We are all survivors. I read somewhere recently that 70,000 years ago there was a huge volcanic eruption which darkened the sky around the globe for several years wiping out entire species, and reducing the human population of the planet to a mere 1000 persons. Those thousand had some insight about surviving which enabled us to be born in this era. Maybe they made piles of jerky from the many dead critters — more of it than any casual person would have thought practical. But then, the sky stayed dark for several years, and creatures and the casual people perished. (Or maybe divine providence gave those elect mana from heaven. Who knows? Not me.)
But survive they did. And the local folks here in Merida have reverence for those who bore them. They seem to know that destiny has shined on them, allowing consciousness to continue here on Earth in their person. They celebrate their predecessors tenderly, contriving altars and provisioning them with foodstuffs and mementos, while burning incense to invite the spirits to the feast. It all seems very proper to me, who might just be a bit too casual about the gifts my ancestors have passed my way. A friend once observed that “gratitude is understanding.”

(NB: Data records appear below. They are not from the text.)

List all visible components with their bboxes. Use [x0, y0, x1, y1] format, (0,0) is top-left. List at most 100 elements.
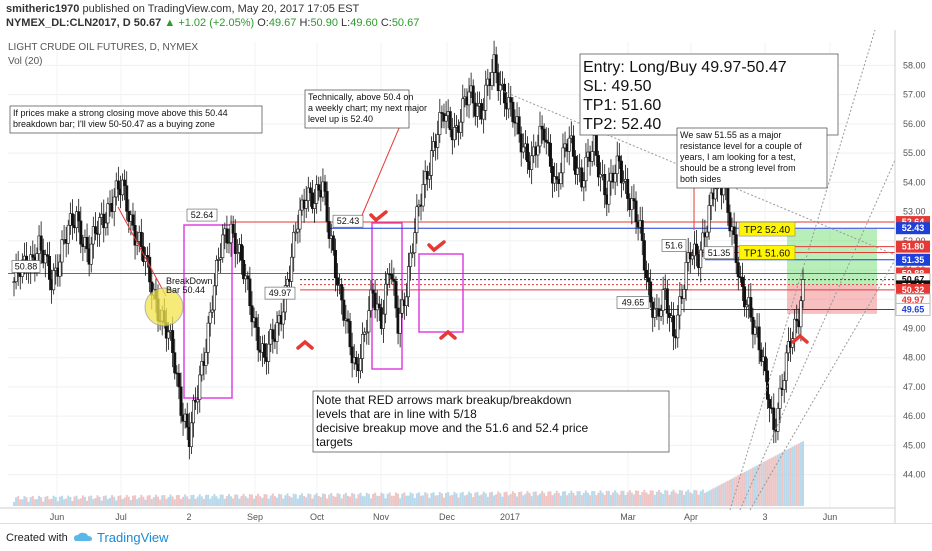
arrow-line-1[interactable]	[117, 206, 167, 297]
price-tag[interactable]	[896, 240, 930, 253]
volume-bar	[624, 494, 627, 506]
candle-body	[125, 185, 129, 212]
volume-bar	[144, 499, 147, 506]
author-name[interactable]: smitheric1970	[6, 3, 80, 15]
price-tag[interactable]	[896, 253, 930, 266]
target-label-box[interactable]	[738, 221, 796, 237]
volume-bar	[290, 497, 293, 506]
volume-bar	[791, 446, 794, 506]
volume-bar	[612, 492, 615, 506]
symbol-label[interactable]: NYMEX_DL:CLN2017, D	[6, 17, 131, 29]
candle-body	[584, 156, 588, 182]
left-annotation-box[interactable]	[9, 105, 263, 134]
volume-bar	[645, 492, 648, 506]
price-tag-label: 50.67	[902, 275, 925, 285]
volume-bar	[269, 495, 272, 506]
volume-bar	[733, 477, 736, 506]
candle-body	[415, 206, 419, 233]
target-zone[interactable]	[787, 229, 877, 286]
target-label-box[interactable]	[738, 245, 796, 260]
volume-bar	[779, 453, 782, 506]
arrow-line-2[interactable]	[359, 113, 406, 221]
candle-body	[452, 127, 456, 141]
entry-annotation-box[interactable]	[579, 53, 839, 136]
volume-bar	[355, 498, 358, 506]
breakdown-circle[interactable]	[144, 287, 184, 327]
volume-bar	[501, 496, 504, 506]
volume-bar	[44, 496, 47, 506]
candle-body	[793, 318, 797, 339]
volume-bar	[100, 500, 103, 506]
close-label: C:	[380, 17, 392, 29]
candle-body	[665, 288, 669, 314]
volume-bar	[509, 493, 512, 506]
volume-bar	[731, 478, 734, 506]
resistance-trendline[interactable]	[499, 89, 896, 256]
volume-bar	[161, 495, 164, 506]
volume-bar	[776, 454, 779, 506]
fan-line-3[interactable]	[749, 259, 896, 511]
right-annotation-box[interactable]	[676, 127, 828, 189]
price-axis[interactable]: 44.0045.0046.0047.0048.0049.0050.0051.00…	[894, 30, 931, 523]
tradingview-link[interactable]: TradingView	[97, 530, 169, 545]
volume-bar	[474, 492, 477, 506]
volume-bar	[708, 490, 711, 506]
volume-bar	[559, 495, 562, 506]
volume-bar	[86, 500, 89, 506]
candle-body	[772, 407, 776, 430]
volume-bar	[390, 495, 393, 506]
volume-bar	[242, 493, 245, 506]
volume-bar	[603, 494, 606, 506]
candle-body	[106, 203, 110, 224]
candle-body	[192, 399, 196, 424]
volume-bar	[165, 498, 168, 506]
volume-bar	[705, 491, 708, 506]
price-tag[interactable]	[896, 222, 930, 235]
candle-body	[173, 352, 177, 374]
entry-annotation-line: Entry: Long/Buy 49.97-50.47	[583, 59, 787, 76]
volume-bar	[388, 492, 391, 506]
candle-body	[281, 311, 285, 325]
volume-bar	[106, 499, 109, 506]
fan-line-1[interactable]	[729, 30, 876, 511]
pink-box-1[interactable]	[183, 224, 233, 399]
price-tag[interactable]	[896, 283, 930, 296]
volume-bar	[349, 496, 352, 506]
volume-bar	[338, 493, 341, 506]
created-with: Created with	[6, 532, 68, 544]
candle-body	[85, 237, 89, 250]
red-arrow-icon	[427, 240, 446, 253]
volume-bar	[257, 493, 260, 506]
volume-bar	[309, 494, 312, 506]
volume-bar	[653, 494, 656, 506]
volume-bar	[186, 496, 189, 506]
volume-bar	[520, 491, 523, 506]
volume-bar	[532, 491, 535, 506]
candle-body	[496, 72, 500, 91]
level-label: 51.35	[708, 248, 731, 258]
volume-bar	[184, 494, 187, 506]
open-label: O:	[257, 17, 269, 29]
volume-bar	[336, 493, 339, 506]
candle-body	[555, 176, 559, 180]
mid-annotation-box[interactable]	[304, 89, 410, 129]
volume-bar	[152, 497, 155, 506]
candle-body	[336, 277, 340, 286]
volume-bar	[81, 495, 84, 506]
volume-bar	[795, 444, 798, 506]
bottom-annotation-box[interactable]	[312, 390, 670, 453]
time-axis[interactable]: Jun Jul 2 Sep Oct Nov Dec 2017 Mar Apr 3 Jun	[0, 507, 895, 522]
volume-bar	[284, 495, 287, 506]
volume-bar	[480, 494, 483, 506]
candle-body	[77, 211, 81, 222]
volume-bar	[589, 495, 592, 506]
volume-bar	[486, 496, 489, 506]
candle-body	[736, 262, 740, 278]
pink-box-3[interactable]	[418, 253, 464, 333]
volume-bar	[52, 495, 55, 506]
candle-body	[571, 135, 575, 157]
candle-body	[642, 240, 646, 271]
price-tag[interactable]	[895, 302, 931, 316]
price-chart[interactable]: 44.0045.0046.0047.0048.0049.0050.0051.00…	[0, 30, 932, 523]
volume-bar	[649, 490, 652, 506]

Altars can be seen around the city and in homes today, The Day of the Dead. And there will be a parade in their memory tonight. I’ve gathered that western aspects of Hallowe’en have begun to infiltrate with ghoulish deadness what has long been a living celebration. But the foundational sentiment is real and palpable and on display in plazas throughout the city today, inviting us to remember what has been done for us by our parents and grandparents.